T-Mobile, Ericsson and Intel claim to have completed the first 5G data call and video call on 600 MHz spectrum. The calls, which included uplink and downlink communications, were done on a live commercial network and provided a 5G coverage area of more than 1,000 square miles from a single tower. The companies did not say what bandwidth the data call supported.
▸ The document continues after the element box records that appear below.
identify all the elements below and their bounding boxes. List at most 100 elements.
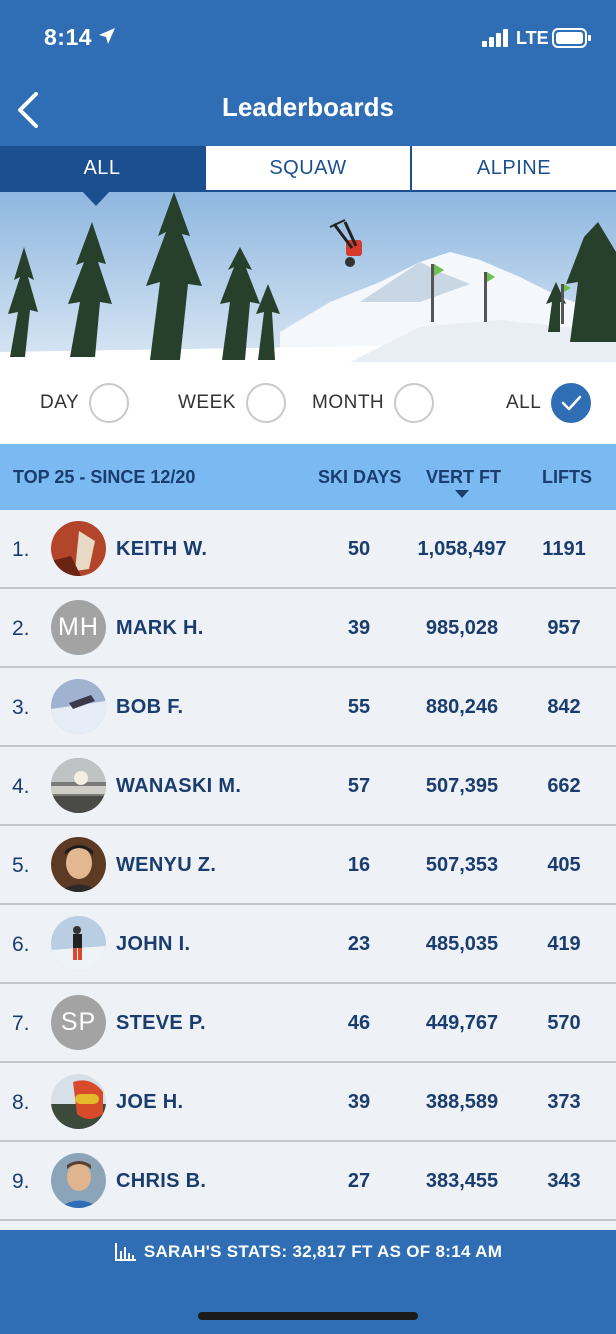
my-stats-text: SARAH'S STATS: 32,817 FT AS OF 8:14 AM	[143, 1242, 503, 1261]
lifts: 570	[547, 1012, 581, 1034]
table-row[interactable]: 9. CHRIS B. 27 383,455 343	[0, 1142, 616, 1221]
status-bar: 8:14 LTE	[0, 0, 616, 76]
table-row[interactable]: 7. SP STEVE P. 46 449,767 570	[0, 984, 616, 1063]
period-all-radio[interactable]	[551, 383, 592, 423]
header-lifts[interactable]: LIFTS	[542, 467, 592, 488]
period-week-label: WEEK	[178, 392, 236, 413]
user-name: JOHN I.	[116, 933, 191, 955]
rank: 7.	[12, 1012, 30, 1035]
avatar-photo-icon	[51, 1153, 106, 1208]
checkmark-icon	[562, 395, 582, 411]
avatar	[51, 679, 106, 734]
avatar-photo-icon	[51, 1074, 106, 1129]
user-name: WENYU Z.	[116, 854, 217, 876]
lifts: 419	[547, 933, 581, 955]
user-name: KEITH W.	[116, 538, 208, 560]
vert-ft: 507,353	[425, 854, 499, 876]
vert-ft: 449,767	[425, 1012, 499, 1034]
bar-chart-icon	[114, 1243, 136, 1261]
vert-ft: 485,035	[425, 933, 499, 955]
leaderboard-table-header: TOP 25 - SINCE 12/20 SKI DAYS VERT FT LI…	[0, 444, 616, 510]
avatar-photo-icon	[51, 679, 106, 734]
avatar	[51, 1074, 106, 1129]
page-title: Leaderboards	[222, 92, 394, 122]
period-day-radio[interactable]	[89, 383, 130, 423]
location-arrow-icon	[99, 28, 115, 44]
avatar-photo-icon	[51, 837, 106, 892]
lifts: 662	[547, 775, 581, 797]
rank: 3.	[12, 696, 30, 719]
active-tab-pointer	[81, 190, 111, 206]
vert-ft: 507,395	[425, 775, 499, 797]
period-week-radio[interactable]	[245, 383, 286, 423]
avatar	[51, 1153, 106, 1208]
tab-squaw[interactable]: SQUAW	[206, 146, 412, 190]
ski-days: 39	[347, 617, 371, 639]
table-row[interactable]: 4. WANASKI M. 57 507,395 662	[0, 747, 616, 826]
vert-ft: 1,058,497	[417, 538, 507, 560]
sort-descending-icon	[455, 490, 469, 498]
period-all-label: ALL	[506, 392, 542, 413]
hero-ski-image	[0, 192, 616, 362]
user-name: JOE H.	[116, 1091, 184, 1113]
avatar: SP	[51, 995, 106, 1050]
ski-days: 23	[347, 933, 371, 955]
avatar: MH	[51, 600, 106, 655]
footer: SARAH'S STATS: 32,817 FT AS OF 8:14 AM	[0, 1230, 616, 1334]
vert-ft: 985,028	[425, 617, 499, 639]
avatar-photo-icon	[51, 916, 106, 971]
header-range: TOP 25 - SINCE 12/20	[13, 467, 196, 487]
ski-days: 16	[347, 854, 371, 876]
header-ski-days[interactable]: SKI DAYS	[318, 467, 401, 488]
table-row[interactable]: 6. JOHN I. 23 485,035 419	[0, 905, 616, 984]
ski-days: 50	[347, 538, 371, 560]
user-name: STEVE P.	[116, 1012, 206, 1034]
tab-all[interactable]: ALL	[0, 146, 206, 190]
period-all[interactable]: ALL	[506, 362, 592, 444]
table-row[interactable]: 3. BOB F. 55 880,246 842	[0, 668, 616, 747]
ski-days: 57	[347, 775, 371, 797]
lifts: 957	[547, 617, 581, 639]
network-label: LTE	[516, 28, 549, 48]
period-month-label: MONTH	[312, 392, 385, 413]
lifts: 842	[547, 696, 581, 718]
period-month[interactable]: MONTH	[312, 362, 435, 444]
vert-ft: 383,455	[425, 1170, 499, 1192]
period-day[interactable]: DAY	[40, 362, 130, 444]
lifts: 405	[547, 854, 581, 876]
avatar-photo-icon	[51, 758, 106, 813]
table-row[interactable]: 1. KEITH W. 50 1,058,497 1191	[0, 510, 616, 589]
tab-alpine[interactable]: ALPINE	[412, 146, 616, 190]
my-stats-bar[interactable]: SARAH'S STATS: 32,817 FT AS OF 8:14 AM	[0, 1230, 616, 1274]
user-name: BOB F.	[116, 696, 184, 718]
period-day-label: DAY	[40, 392, 80, 413]
rank: 8.	[12, 1091, 30, 1114]
user-name: WANASKI M.	[116, 775, 242, 797]
app-header: 8:14 LTE Leaderboards	[0, 0, 616, 146]
signal-icon	[482, 29, 508, 47]
rank: 4.	[12, 775, 30, 798]
rank: 1.	[12, 538, 30, 561]
ski-days: 46	[347, 1012, 371, 1034]
status-time: 8:14	[44, 24, 93, 50]
lifts: 343	[547, 1170, 581, 1192]
period-filter: DAY WEEK MONTH ALL	[0, 362, 616, 444]
avatar	[51, 916, 106, 971]
home-indicator[interactable]	[198, 1312, 418, 1320]
rank: 5.	[12, 854, 30, 877]
rank: 9.	[12, 1170, 30, 1193]
ski-days: 39	[347, 1091, 371, 1113]
avatar-photo-icon	[51, 521, 106, 576]
lifts: 373	[547, 1091, 581, 1113]
table-row[interactable]: 2. MH MARK H. 39 985,028 957	[0, 589, 616, 668]
rank: 6.	[12, 933, 30, 956]
period-month-radio[interactable]	[394, 383, 435, 423]
rank: 2.	[12, 617, 30, 640]
table-row[interactable]: 5. WENYU Z. 16 507,353 405	[0, 826, 616, 905]
avatar	[51, 837, 106, 892]
header-vert-ft[interactable]: VERT FT	[426, 467, 501, 488]
vert-ft: 880,246	[425, 696, 499, 718]
period-week[interactable]: WEEK	[178, 362, 286, 444]
avatar	[51, 758, 106, 813]
table-row[interactable]: 8. JOE H. 39 388,589 373	[0, 1063, 616, 1142]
“5G will power vibrant new use cases that span across network, client and cloud—spurring the convergence of computing and communications that will enable exciting use cases ranging from virtual and augmented reality and gaming, to smart cities, connected cars and intelligent data analytics,” Sandra Rivera, the senior vice president of Intel’s Network Platform Group, said in a press release. “This collaboration with Ericsson and T-Mobile conducted over low-band spectrum and using the Intel® 5G Mobile Trial Platform is a major milestone on the path to enabling the first wave of these types of 5G experiences.”
5G Coverage Area
According to a press release, the goal of the “new” T-Mobile – a company that includes Sprint — is to use the 600 MHz band to deliver “a broad layer of 5G” that will “balance” millimeter wave (mmWave) approaches that have trouble passing through objects and has limited range of less than a square mile. However, the companies also did a three-user triband call over 600 MHz, 28 GHz and 39 GHz band spectrum.
5G is a huge transition for the broadband industry and therefore has ignited significant marketing and technology claims and counter-claims. AT&T and Verizon initially are focusing on mmWave approaches and claim that though it will take longer to deploy, the approach supports higher bandwidth and provides the truer vision of 5G. T-Mobile – which has never said it won’t use mmWave – has placed its bet, initially at least, on the 600 MHz band, which the company notes is ready now and supports a much larger 5G coverage area in comparison with mmWave.